Le Débat d’Orientation Budgétaire

Le Débat d’Orientation Budgétaire est obligatoire et doit intervenir dans les deux mois qui précèdent le vote du Budget Primitif. Il s’agit d’un débat tenu par le Conseil municipal, qui fait désormais l’objet d’un vote, sur les orientations générales annuelles et pluriannuelles du budget.

Le budget primitif

Par cet acte, l'ordonnateur est autorisé à effectuer les opérations de recettes et de dépenses inscrites au budget, pour la période qui s’étend du 1er janvier au 31 décembre de l’année civile.

D’un point de vue comptable, le budget se présente en deux parties, une section de fonctionnement et une section d’investissement. Chacune de ces sections doit être présentée en équilibre, les recettes égalant les dépenses.

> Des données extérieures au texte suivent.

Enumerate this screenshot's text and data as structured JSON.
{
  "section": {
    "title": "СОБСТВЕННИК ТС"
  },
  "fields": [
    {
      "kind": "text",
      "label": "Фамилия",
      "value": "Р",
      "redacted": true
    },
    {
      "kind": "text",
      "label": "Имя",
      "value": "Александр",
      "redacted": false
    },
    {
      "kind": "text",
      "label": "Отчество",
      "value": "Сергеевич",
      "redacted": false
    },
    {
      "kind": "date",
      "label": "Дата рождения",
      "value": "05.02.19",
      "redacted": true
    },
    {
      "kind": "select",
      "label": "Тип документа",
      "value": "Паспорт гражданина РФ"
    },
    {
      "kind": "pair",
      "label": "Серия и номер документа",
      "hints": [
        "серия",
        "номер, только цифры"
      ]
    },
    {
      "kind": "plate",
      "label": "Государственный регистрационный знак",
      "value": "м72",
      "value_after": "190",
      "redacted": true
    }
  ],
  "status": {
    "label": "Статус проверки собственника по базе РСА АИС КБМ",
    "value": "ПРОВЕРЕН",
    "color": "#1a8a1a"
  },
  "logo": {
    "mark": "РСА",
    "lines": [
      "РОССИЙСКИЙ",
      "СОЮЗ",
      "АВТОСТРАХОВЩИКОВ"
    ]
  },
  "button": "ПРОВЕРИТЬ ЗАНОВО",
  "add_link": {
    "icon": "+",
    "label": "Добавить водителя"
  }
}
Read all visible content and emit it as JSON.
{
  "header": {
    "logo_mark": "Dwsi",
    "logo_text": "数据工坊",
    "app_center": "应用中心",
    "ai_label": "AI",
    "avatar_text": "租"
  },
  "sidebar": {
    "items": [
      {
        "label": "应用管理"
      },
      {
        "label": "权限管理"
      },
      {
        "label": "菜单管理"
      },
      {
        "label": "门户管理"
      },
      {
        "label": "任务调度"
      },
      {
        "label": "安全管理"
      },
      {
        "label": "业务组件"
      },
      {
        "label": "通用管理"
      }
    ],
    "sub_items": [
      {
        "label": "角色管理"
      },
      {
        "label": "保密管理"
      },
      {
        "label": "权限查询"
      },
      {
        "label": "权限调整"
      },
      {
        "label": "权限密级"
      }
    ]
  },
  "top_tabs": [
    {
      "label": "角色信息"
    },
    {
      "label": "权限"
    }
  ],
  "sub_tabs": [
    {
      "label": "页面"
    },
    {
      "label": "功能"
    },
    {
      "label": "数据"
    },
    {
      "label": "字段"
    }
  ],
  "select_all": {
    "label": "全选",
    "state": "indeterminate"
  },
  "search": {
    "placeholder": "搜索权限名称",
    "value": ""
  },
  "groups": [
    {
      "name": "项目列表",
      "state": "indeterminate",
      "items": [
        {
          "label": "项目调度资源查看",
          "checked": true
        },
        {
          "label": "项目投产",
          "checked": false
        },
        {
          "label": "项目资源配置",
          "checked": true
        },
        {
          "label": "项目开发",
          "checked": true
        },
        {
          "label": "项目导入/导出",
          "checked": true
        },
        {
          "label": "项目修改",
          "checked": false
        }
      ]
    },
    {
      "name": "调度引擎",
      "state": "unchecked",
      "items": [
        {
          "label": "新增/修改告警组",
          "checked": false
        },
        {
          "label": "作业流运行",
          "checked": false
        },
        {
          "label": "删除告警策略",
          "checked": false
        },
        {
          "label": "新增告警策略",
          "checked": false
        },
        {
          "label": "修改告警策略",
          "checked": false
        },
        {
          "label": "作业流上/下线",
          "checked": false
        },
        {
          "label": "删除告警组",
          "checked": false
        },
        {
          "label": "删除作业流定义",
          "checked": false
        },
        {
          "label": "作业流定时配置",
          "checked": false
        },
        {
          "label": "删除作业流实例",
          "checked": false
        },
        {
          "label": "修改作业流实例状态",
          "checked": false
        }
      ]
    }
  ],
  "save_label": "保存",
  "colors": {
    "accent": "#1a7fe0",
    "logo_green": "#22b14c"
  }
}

Schématiquement, la section de fonctionnement retrace toutes les opérations de dépenses et de recettes nécessaires à la gestion courante des services de la collectivité. L’excédent de recettes par rapport aux dépenses, dégagé par la section de fonctionnement, est utilisé en priorité au remboursement du capital emprunté par la collectivité, le surplus constituant de l’autofinancement qui permettra d’abonder le financement des investissements prévus par la collectivité.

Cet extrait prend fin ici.